Clearly the growing scent of the ballot boxes is making the Coalition nervous. But why this project, done in this way? I suppose this is a result of simultaneously not wanting to be seen backflipping, but also really really needing to backflip. They realised too late that they needed to do a Melbourne Metro, of a fashion, but had spent so long criticising it that they'd dug themselves a hole they couldn't get out of. Making Fishermans Bend a new growth area is sort of their pet project, so I suppose it seemed natural to combine the two and ape a cohesive vision for the city, but it is too sloppily put together to really achieve that.

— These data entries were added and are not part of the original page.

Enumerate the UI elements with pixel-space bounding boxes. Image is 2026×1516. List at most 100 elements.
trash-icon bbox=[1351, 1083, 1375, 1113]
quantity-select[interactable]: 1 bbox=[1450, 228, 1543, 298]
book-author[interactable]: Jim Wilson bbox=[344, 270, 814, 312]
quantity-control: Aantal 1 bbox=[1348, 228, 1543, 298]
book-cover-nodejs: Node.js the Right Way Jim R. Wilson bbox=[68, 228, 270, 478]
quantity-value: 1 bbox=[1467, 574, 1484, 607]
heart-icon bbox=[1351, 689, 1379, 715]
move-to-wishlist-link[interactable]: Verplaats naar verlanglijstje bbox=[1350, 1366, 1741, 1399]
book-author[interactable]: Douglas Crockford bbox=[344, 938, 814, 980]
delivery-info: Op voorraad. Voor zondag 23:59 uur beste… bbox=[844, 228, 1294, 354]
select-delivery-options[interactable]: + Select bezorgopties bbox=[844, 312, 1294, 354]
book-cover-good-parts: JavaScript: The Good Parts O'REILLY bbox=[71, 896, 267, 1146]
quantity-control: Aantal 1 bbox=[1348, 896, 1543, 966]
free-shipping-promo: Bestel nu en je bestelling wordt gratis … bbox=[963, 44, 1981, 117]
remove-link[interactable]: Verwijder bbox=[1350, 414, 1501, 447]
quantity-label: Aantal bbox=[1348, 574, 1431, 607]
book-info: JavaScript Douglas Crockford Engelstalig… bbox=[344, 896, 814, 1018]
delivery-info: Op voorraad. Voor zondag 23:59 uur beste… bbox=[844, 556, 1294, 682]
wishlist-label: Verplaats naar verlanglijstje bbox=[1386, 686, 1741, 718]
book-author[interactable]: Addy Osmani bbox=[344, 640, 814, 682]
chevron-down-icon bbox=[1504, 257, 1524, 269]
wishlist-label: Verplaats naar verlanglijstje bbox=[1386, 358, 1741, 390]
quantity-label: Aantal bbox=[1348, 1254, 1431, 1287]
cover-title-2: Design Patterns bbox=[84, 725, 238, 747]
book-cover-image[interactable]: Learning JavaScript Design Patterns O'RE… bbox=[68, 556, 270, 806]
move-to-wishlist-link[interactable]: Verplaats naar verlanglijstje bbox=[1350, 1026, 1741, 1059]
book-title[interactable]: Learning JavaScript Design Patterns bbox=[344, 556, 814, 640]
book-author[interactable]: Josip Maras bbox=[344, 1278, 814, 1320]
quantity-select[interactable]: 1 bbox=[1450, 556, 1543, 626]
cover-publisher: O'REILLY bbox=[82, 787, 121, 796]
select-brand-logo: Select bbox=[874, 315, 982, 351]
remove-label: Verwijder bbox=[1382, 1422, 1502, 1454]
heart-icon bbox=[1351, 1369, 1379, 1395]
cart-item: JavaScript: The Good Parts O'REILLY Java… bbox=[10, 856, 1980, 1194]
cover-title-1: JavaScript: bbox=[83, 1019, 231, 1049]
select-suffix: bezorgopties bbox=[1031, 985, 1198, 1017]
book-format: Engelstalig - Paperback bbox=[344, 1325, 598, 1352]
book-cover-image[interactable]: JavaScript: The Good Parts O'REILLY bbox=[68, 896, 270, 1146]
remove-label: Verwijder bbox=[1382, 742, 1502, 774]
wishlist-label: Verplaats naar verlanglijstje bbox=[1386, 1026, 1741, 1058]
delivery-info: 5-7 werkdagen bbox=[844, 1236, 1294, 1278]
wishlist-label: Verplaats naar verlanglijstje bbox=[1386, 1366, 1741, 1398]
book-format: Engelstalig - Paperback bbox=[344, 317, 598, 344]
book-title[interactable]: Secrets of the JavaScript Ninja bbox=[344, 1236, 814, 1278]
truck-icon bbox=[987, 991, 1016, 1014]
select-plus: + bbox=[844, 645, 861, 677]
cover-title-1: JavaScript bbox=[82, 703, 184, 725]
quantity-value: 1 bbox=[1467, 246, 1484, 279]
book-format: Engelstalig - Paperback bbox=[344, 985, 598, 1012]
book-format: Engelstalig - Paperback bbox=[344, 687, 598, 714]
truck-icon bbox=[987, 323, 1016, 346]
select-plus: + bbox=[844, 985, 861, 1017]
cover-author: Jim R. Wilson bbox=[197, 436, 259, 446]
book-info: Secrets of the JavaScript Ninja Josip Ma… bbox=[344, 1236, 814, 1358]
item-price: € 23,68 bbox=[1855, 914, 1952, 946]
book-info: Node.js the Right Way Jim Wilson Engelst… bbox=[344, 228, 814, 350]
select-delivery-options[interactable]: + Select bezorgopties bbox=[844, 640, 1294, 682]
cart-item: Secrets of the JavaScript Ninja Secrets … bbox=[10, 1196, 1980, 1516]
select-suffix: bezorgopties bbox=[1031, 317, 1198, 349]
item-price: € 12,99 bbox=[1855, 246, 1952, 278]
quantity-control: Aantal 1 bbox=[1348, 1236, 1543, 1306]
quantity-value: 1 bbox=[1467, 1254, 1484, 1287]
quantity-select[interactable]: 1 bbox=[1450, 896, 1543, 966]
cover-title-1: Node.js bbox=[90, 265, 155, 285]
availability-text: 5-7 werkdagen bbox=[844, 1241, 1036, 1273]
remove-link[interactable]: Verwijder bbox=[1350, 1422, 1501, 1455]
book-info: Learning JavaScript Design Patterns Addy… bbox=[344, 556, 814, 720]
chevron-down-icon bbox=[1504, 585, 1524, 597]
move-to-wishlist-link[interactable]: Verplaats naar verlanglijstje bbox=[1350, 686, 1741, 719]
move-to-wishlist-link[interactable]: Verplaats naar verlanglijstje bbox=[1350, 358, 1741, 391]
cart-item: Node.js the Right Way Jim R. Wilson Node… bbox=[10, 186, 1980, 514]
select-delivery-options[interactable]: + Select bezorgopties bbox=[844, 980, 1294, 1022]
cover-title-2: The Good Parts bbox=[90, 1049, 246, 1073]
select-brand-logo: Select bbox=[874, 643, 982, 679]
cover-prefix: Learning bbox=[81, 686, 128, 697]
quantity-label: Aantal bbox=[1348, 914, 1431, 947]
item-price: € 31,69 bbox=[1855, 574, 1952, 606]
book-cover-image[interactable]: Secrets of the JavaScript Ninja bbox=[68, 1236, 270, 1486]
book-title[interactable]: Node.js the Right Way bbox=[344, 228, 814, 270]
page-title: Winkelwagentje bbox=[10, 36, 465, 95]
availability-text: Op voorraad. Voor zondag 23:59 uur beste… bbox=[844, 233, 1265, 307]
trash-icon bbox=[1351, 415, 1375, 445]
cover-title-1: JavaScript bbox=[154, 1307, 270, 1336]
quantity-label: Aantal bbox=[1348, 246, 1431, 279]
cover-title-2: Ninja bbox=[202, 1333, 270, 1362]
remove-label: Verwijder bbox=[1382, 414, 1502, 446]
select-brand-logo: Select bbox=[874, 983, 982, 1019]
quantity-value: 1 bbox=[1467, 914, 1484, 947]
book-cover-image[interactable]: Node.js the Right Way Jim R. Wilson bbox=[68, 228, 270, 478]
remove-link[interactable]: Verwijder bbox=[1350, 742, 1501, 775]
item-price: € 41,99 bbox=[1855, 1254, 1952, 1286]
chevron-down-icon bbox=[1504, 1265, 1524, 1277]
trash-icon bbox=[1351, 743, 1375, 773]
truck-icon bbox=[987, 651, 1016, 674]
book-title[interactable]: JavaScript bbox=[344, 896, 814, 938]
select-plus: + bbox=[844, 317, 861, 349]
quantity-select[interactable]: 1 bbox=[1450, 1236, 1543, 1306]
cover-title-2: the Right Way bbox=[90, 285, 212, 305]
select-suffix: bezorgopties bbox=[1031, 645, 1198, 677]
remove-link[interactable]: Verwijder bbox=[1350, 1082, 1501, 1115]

Nonetheless, some of the criticisms they aimed at Melbourne Metro do require a response. The main one was the disruption that would be caused by ripping up Swanston Street. First things first - there has been no final word on how construction would actually go. The City Loop was constructed by tunnelling, not by cut-and-fill, and the suggestion is that the Melbourne Metro tunnels would have been deeper than the Loop - so it's quite probable that there would be very minimal disruption to Swanston Street, possibly just a bit as required for the construction of the new stations adjacent to Melbourne Central and Flinders Street.

But even assuming they did go for cut-and-fill, and tore up sections of Swanston Street for months at a time - it would be painful in the short term, but this is a once-in-a-generation project. Stuffing it up would have consequences that could haunt us for a century, so it is imperative that we get it right now.